We would do well to examine objectively other systems of medical care to see what we can learn from them. The following description of the Canadian system is suggestive:

Canada’s provincial health-insurance systems, like ours, use third-party reimbursement. You go to the doctor, and the insurance system pays the bill. But in the United States, the insurer might be Blue Cross Blue Shield, or Prudential, or Medicare, or one of hundreds of others. In Canada, there is only one insurer—the provincial health plan. Each patient simply pays the bill with a credit card, and the insurance system reimburses the provider. As a result, Canadian hospital administrative costs are about one sixth those of American hospitals. Moreover, with one unified system, the state has a much easier time regulating rates, procedures, and fees. In the early 1970s, when Canada first adopted its comprehensive plan, it was spending about the same total health outlay as the United States: roughly 7.3 percent of GNP. Since then, health-care costs in Canada have stabilized at about 7.5 percent of GNP, while in the United States, they have soared to the 9–10 percent range.2

This does not mean that the US should or could simply adopt the Canadian system. But if the Canadians have managed to contain costs and provide reasonably good medical services through comprehensive health insurance, then Congress should ask why we have not been able to do so here.

Freeze on Spending

In view of the complexity of these budget cuts and their urgency, I believe a one-year freeze on all spending programs is worth considering while a new tax plan is worked out. This would save about $40 billion during the first year and may well be the most practical approach for the time being. In any case, Senator Dole was right to recommend that a bipartisan economic “summit” conference be held immediately after the election, to deal with the budget. If we wait until the next recession, it will be too late.

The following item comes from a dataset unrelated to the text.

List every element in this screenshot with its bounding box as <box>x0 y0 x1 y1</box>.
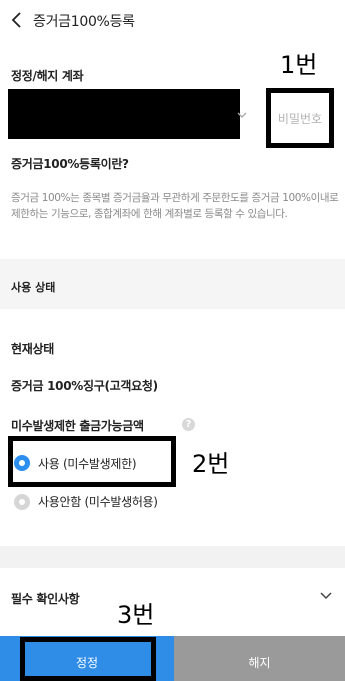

Any new approach to social programs will be irresponsible if it does not confront the deep question of poverty in the US. It is a melancholy, but undeniable, fact that there are more poor people in this country today than there were a few years ago. The income disparity between classes seems to be growing larger, and there is little on the horizon to suggest change for the better. The recent Urban Institute study stated:

From 1980 to 1984, the typical middle class family’s income rose from $18,857 to $19,034 or up about 1 percent. The average income of the poorest one-fifth of all families declined from $6,913 to $6,391, or by nearly 8 percent, whereas the average income of the most affluent one-fifth increased by $37,618 to $40,888, or by nearly 9 percent.3

Although the tax and budget policies of the Reagan administration no doubt aggravated this problem, it derives from deep trends in the economy that would face any administration.

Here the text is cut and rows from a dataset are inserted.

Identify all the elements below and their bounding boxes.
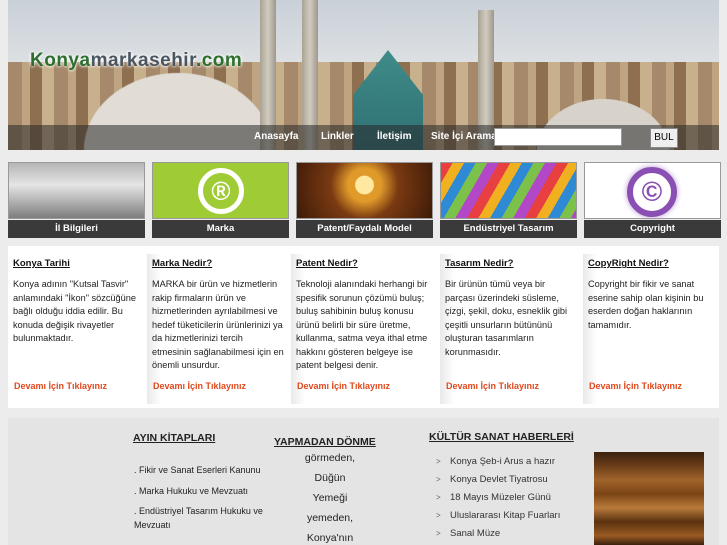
marquee-line: Düğün [314,472,346,484]
column-text: Teknoloji alanındaki herhangi bir spesif… [296,279,428,370]
old-books-image [594,452,704,545]
category-tiles: İl Bilgileri ® Marka Patent/Faydalı Mode… [8,162,721,238]
chevron-right-icon: > [436,475,441,484]
news-item[interactable]: > Konya Devlet Tiyatrosu [436,472,560,490]
marquee-line: Yemeği [312,492,348,504]
column-copyright: CopyRight Nedir? Copyright bir fikir ve … [583,254,719,404]
read-more-link[interactable]: Devamı İçin Tıklayınız [153,381,246,391]
news-item-label: Konya Şeb-i Arus a hazır [450,456,556,467]
site-logo[interactable]: Konyamarkasehir.com [30,50,242,72]
chevron-right-icon: > [436,511,441,520]
column-title[interactable]: Marka Nedir? [152,258,212,269]
column-title[interactable]: Konya Tarihi [13,258,70,269]
column-text: Konya adının "Kutsal Tasvir" anlamındaki… [13,279,136,343]
marquee-line: Konya'nın [306,532,354,544]
column-text: MARKA bir ürün ve hizmetlerin rakip firm… [152,279,284,370]
column-text: Copyright bir fikir ve sanat eserine sah… [588,279,704,330]
column-title[interactable]: Tasarım Nedir? [445,258,513,269]
marquee-line: görmeden, [304,452,356,464]
tile-copyright[interactable]: © Copyright [584,162,721,238]
chevron-right-icon: > [436,493,441,502]
search-input[interactable] [494,128,622,146]
chevron-right-icon: > [436,529,441,538]
marquee-title: YAPMADAN DÖNME [274,436,376,448]
chevron-right-icon: > [436,457,441,466]
news-item-label: Konya Devlet Tiyatrosu [450,474,548,485]
read-more-link[interactable]: Devamı İçin Tıklayınız [446,381,539,391]
news-item[interactable]: > Sanal Müze [436,526,560,544]
news-item-label: 18 Mayıs Müzeler Günü [450,492,551,503]
news-item-label: Sanal Müze [450,528,501,539]
logo-part-com: .com [195,50,243,71]
tile-il-bilgileri[interactable]: İl Bilgileri [8,162,145,238]
column-tasarim: Tasarım Nedir? Bir ürünün tümü veya bir … [440,254,580,404]
tile-image-registered: ® [152,162,289,219]
tile-caption[interactable]: Patent/Faydalı Model [296,220,433,238]
bottom-section: AYIN KİTAPLARI . Fikir ve Sanat Eserleri… [8,418,719,545]
pencils-image [440,162,577,219]
registered-icon: ® [198,168,244,214]
logo-part-konya: Konya [30,50,91,71]
tile-caption[interactable]: İl Bilgileri [8,220,145,238]
column-title[interactable]: Patent Nedir? [296,258,358,269]
books-title: AYIN KİTAPLARI [133,432,216,444]
lightbulb-icon [296,162,433,219]
column-marka: Marka Nedir? MARKA bir ürün ve hizmetler… [147,254,287,404]
books-list: . Fikir ve Sanat Eserleri Kanunu . Marka… [134,464,264,539]
column-title[interactable]: CopyRight Nedir? [588,258,669,269]
tile-image-old-city [8,162,145,219]
nav-anasayfa[interactable]: Anasayfa [254,131,298,142]
read-more-link[interactable]: Devamı İçin Tıklayınız [14,381,107,391]
tile-endustriyel-tasarim[interactable]: Endüstriyel Tasarım [440,162,577,238]
search-button[interactable]: BUL [650,128,678,148]
tile-caption[interactable]: Copyright [584,220,721,238]
news-item[interactable]: > Uluslararası Kitap Fuarları [436,508,560,526]
news-item-label: Uluslararası Kitap Fuarları [450,510,561,521]
search-label: Site İçi Arama: [431,131,501,142]
news-item[interactable]: >18 Mayıs Müzeler Günü [436,490,560,508]
info-columns: Konya Tarihi Konya adının "Kutsal Tasvir… [8,246,719,408]
list-item[interactable]: . Endüstriyel Tasarım Hukuku ve Mevzuatı [134,505,264,532]
read-more-link[interactable]: Devamı İçin Tıklayınız [589,381,682,391]
tile-caption[interactable]: Endüstriyel Tasarım [440,220,577,238]
list-item[interactable]: . Marka Hukuku ve Mevzuatı [134,485,264,499]
news-title: KÜLTÜR SANAT HABERLERİ [429,431,574,443]
nav-iletisim[interactable]: İletişim [377,131,411,142]
tile-patent[interactable]: Patent/Faydalı Model [296,162,433,238]
tile-image-copyright: © [584,162,721,219]
news-item[interactable]: > Konya Şeb-i Arus a hazır [436,454,560,472]
tile-marka[interactable]: ® Marka [152,162,289,238]
list-item[interactable]: . Fikir ve Sanat Eserleri Kanunu [134,464,264,478]
tile-caption[interactable]: Marka [152,220,289,238]
copyright-icon: © [627,167,677,217]
marquee-line: yemeden, [306,512,354,524]
logo-part-markasehir: markasehir [90,50,196,71]
news-list: > Konya Şeb-i Arus a hazır > Konya Devlet … [436,454,560,544]
scrolling-text: görmeden, Düğün Yemeği yemeden, Konya'nı… [280,450,380,545]
column-text: Bir ürünün tümü veya bir parçası üzerind… [445,279,568,357]
read-more-link[interactable]: Devamı İçin Tıklayınız [297,381,390,391]
nav-linkler[interactable]: Linkler [321,131,354,142]
column-patent: Patent Nedir? Teknoloji alanındaki herha… [291,254,431,404]
column-konya-tarihi: Konya Tarihi Konya adının "Kutsal Tasvir… [8,254,148,404]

Economic growth and new technology now have a tendency to leave behind larger and larger numbers of people who lack the skills, education, or social advantages that would enable them to compete for jobs. The technological changes now being made will put the same downward pressure on employment in the service industries as it has in manufacturing industries. More and more people will have fewer and fewer chances to accumulate even a minute amount of savings or capital.

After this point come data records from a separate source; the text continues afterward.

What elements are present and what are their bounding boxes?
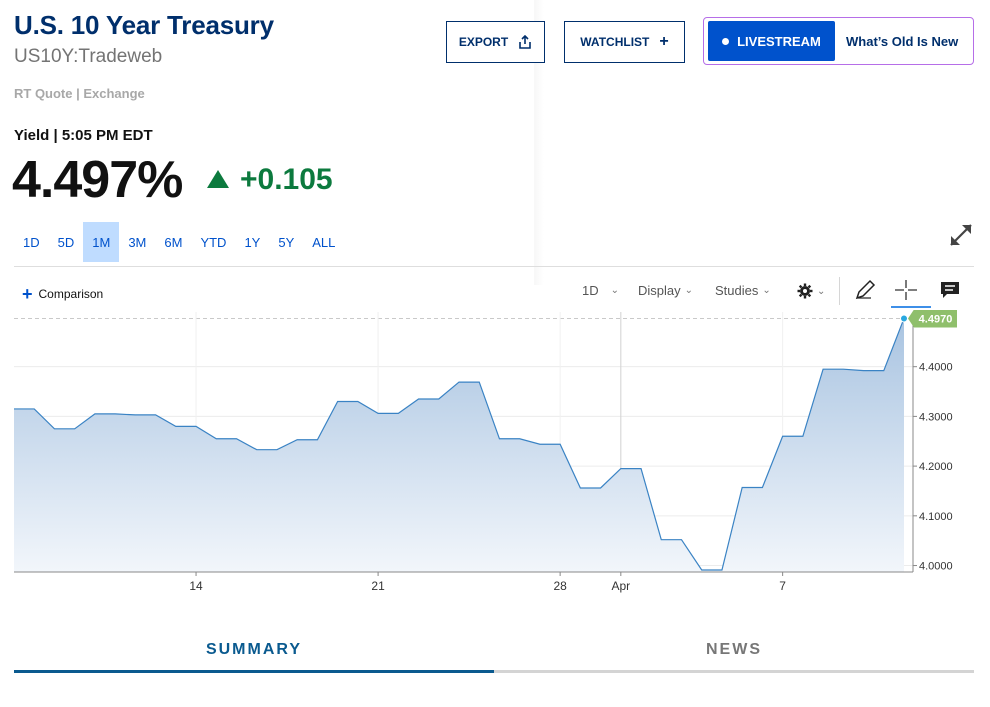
range-3m[interactable]: 3M <box>119 222 155 262</box>
x-tick-label: 7 <box>779 579 786 593</box>
chevron-down-icon: ⌄ <box>817 285 826 297</box>
y-tick-label: 4.3000 <box>919 411 953 423</box>
range-1d[interactable]: 1D <box>14 222 49 262</box>
x-tick-label: 14 <box>189 579 203 593</box>
last-price-badge-label: 4.4970 <box>919 313 953 325</box>
studies-label: Studies <box>715 283 759 298</box>
range-1y[interactable]: 1Y <box>235 222 269 262</box>
y-tick-label: 4.4000 <box>919 362 953 374</box>
studies-dropdown[interactable]: Studies ⌄ <box>715 283 771 298</box>
range-all[interactable]: ALL <box>303 222 344 262</box>
last-price-dot <box>900 314 908 323</box>
series-area <box>14 318 904 572</box>
share-icon <box>519 35 531 49</box>
section-tabs: SUMMARY NEWS <box>14 637 974 673</box>
watchlist-button[interactable]: WATCHLIST + <box>564 21 685 63</box>
security-symbol: US10Y:Tradeweb <box>14 46 163 67</box>
range-selector: 1D 5D 1M 3M 6M YTD 1Y 5Y ALL <box>14 222 344 262</box>
watchlist-label: WATCHLIST <box>580 35 650 49</box>
livestream-promo: LIVESTREAM What’s Old Is New <box>703 17 974 65</box>
last-price-marker: 4.4970 <box>900 310 957 328</box>
interval-dropdown[interactable]: 1D ⌄ <box>582 283 619 298</box>
expand-icon[interactable] <box>948 222 974 248</box>
comparison-button[interactable]: + Comparison <box>22 285 103 303</box>
x-tick-label: 28 <box>553 579 567 593</box>
display-dropdown[interactable]: Display ⌄ <box>638 283 693 298</box>
live-dot-icon <box>722 37 730 45</box>
range-6m[interactable]: 6M <box>155 222 191 262</box>
price-chart[interactable]: 4.0000 4.1000 4.2000 4.3000 4.4000 14 21 28 Apr… <box>0 310 990 600</box>
export-label: EXPORT <box>458 35 509 49</box>
y-axis: 4.0000 4.1000 4.2000 4.3000 4.4000 <box>912 312 953 573</box>
up-arrow-icon <box>207 170 229 188</box>
toolbar-divider <box>839 277 840 305</box>
y-tick-label: 4.2000 <box>919 461 953 473</box>
plus-icon: + <box>659 33 669 50</box>
y-tick-label: 4.0000 <box>919 561 953 573</box>
promo-link[interactable]: What’s Old Is New <box>846 34 958 49</box>
x-tick-label: 21 <box>371 579 385 593</box>
pencil-icon[interactable] <box>852 278 878 302</box>
price-change: +0.105 <box>240 163 333 196</box>
range-5d[interactable]: 5D <box>49 222 84 262</box>
range-ytd[interactable]: YTD <box>191 222 235 262</box>
divider <box>14 266 974 267</box>
yield-timestamp: Yield | 5:05 PM EDT <box>14 127 153 144</box>
chevron-down-icon: ⌄ <box>610 285 620 296</box>
interval-label: 1D <box>582 283 599 298</box>
x-tick-label: Apr <box>611 579 630 593</box>
tab-summary[interactable]: SUMMARY <box>14 637 494 673</box>
y-tick-label: 4.1000 <box>919 511 953 523</box>
livestream-label: LIVESTREAM <box>737 33 821 49</box>
chevron-down-icon: ⌄ <box>762 285 771 296</box>
crosshair-icon[interactable] <box>893 278 919 302</box>
security-title: U.S. 10 Year Treasury <box>14 10 274 40</box>
range-5y[interactable]: 5Y <box>269 222 303 262</box>
comment-icon[interactable] <box>937 278 963 302</box>
chevron-down-icon: ⌄ <box>684 285 694 296</box>
comparison-label: Comparison <box>38 287 104 301</box>
x-axis: 14 21 28 Apr 7 <box>14 571 913 593</box>
export-button[interactable]: EXPORT <box>446 21 545 63</box>
range-1m[interactable]: 1M <box>83 222 120 262</box>
quote-source: RT Quote | Exchange <box>14 86 145 101</box>
gear-icon <box>797 283 813 299</box>
plus-icon: + <box>22 284 33 304</box>
livestream-button[interactable]: LIVESTREAM <box>708 21 835 61</box>
active-tool-indicator <box>891 306 931 308</box>
settings-dropdown[interactable]: ⌄ <box>797 283 825 299</box>
display-label: Display <box>638 283 681 298</box>
tab-news[interactable]: NEWS <box>494 637 974 673</box>
last-price: 4.497% <box>12 151 183 209</box>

A one-year freeze on expenditures would permit a serious review of social welfare programs on the basis of need and means. The current low inflation makes this the most appropriate time both to forgo current cost-of-living adjustments and to reconsider the entire welfare system. Any new approach must explicitly recognize the quite different claims of those who need Medicaid and school lunches, for example, and those who benefit from Medicare and federal pensions.

  1. 1

    See Reducing the Deficit: Spending and Revenue Options, Congressional Budget Office (Washington, D. C.: Government Printing Office, 1984). See also Spending for a Sound Defense: Alternatives to the Reagan Military Budget, issued by the Committee for National Security, 2000 P St., NW, Washington, D. C., 20036

  2. 2

    From The Economic Illusion: False Choices Between Prosperity and Social Justice, by Robert Kuttner, recently published by Houghton Mifflin, pp. 251–252.

  3. 3

    See The Reagan Record, edited by John L. Palmer and Isabel V. Sawhill (Ballinger, 1984), p. 320.